A collection of creative projects in which I have been involved. There is no specific taxonomy being used to make these various works fit categories. I will add them to the post as I locate the material.

FLIGHT CROWDS 1985

film still
Ron Brownson, City Group, Flight Crowds, 1985

 

Camera: Neil Pardington
Lighting: Vivienne Smith
Sound: Gregory Brice
Sound: City Group
Figure: Rangihiroa Panoho
Research: Ron Brownson

Film Location:

http://www.ngataonga.org.nz/catalogues/moving-image-catalogue/media/flight-crowds-f38731

Reference # F38731

New  Zealand Archive of Film Television and Sound

This was an early short film project that I was involved in. I was a 22 year old arts student at the time about to begin my Masters in Art History at the University of Auckland. Along with Tina Barton I worked one summer as a Research Assistant in what is now the Eric McCormack Research Library, Auckland Art Gallery. Brownson ran this resource at the time.

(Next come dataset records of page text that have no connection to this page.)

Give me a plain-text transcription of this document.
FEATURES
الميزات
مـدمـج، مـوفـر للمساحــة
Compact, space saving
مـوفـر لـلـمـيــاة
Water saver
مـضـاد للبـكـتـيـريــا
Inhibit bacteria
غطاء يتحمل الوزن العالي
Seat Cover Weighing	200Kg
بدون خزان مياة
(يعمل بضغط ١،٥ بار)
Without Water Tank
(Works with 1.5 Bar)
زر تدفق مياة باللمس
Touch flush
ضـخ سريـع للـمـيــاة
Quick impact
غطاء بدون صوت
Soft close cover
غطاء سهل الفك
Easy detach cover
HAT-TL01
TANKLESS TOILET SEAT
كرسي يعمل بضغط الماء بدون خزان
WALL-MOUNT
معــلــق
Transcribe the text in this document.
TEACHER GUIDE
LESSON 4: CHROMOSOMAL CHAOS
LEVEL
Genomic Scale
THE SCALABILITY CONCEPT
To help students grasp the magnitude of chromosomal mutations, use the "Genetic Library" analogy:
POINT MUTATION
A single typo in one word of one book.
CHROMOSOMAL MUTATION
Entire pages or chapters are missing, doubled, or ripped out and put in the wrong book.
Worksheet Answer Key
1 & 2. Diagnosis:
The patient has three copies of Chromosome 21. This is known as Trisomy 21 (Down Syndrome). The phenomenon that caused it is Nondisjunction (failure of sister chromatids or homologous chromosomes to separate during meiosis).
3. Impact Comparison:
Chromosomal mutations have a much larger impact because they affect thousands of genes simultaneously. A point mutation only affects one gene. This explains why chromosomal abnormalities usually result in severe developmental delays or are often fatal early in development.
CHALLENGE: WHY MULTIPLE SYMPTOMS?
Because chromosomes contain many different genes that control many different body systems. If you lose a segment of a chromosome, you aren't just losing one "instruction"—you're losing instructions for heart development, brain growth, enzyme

Two locations were used for the film. Much of the work centres on the technical effect of the various coloured gels used by Vivienne Smith to shoot intense closely cropped shots of the eye. All visually cooked up in the kitchen of Brownson’s 19th century lean to on Seafield View Terrace in Grafton, Auckland. I have still have clear memories of film for the project being stored in the fridge. The last part of the ‘Flight Crowds’ involves imagery selected from a much longer section shot in Coromandel. This outdoor location at the end of the film involved a shoot inside the Karangahake Gorge Railway tunnel (site of the original Coromandel gold rush in 1875). The light at the end is the opening of the tunnel on the overbridge that majestically sits above the Ohinemuri River.  Designer/photographer Neil Pardington did the camera work. Ron Brownson was obsessively involved in both directing and organising the shoots in these two very different locations. The film premiered inside an Auckland University theatre and, fashionably, it was not well received. The reception for me felt unusual because I was the private and anonymous viewer having my eye projected enormously and so publically as a central screen motif.  Long before the film finished people began throwing things. Perhaps today coins would not be today’s missile of choice for the more frugal twenty first century Kiwi student venting disapproval.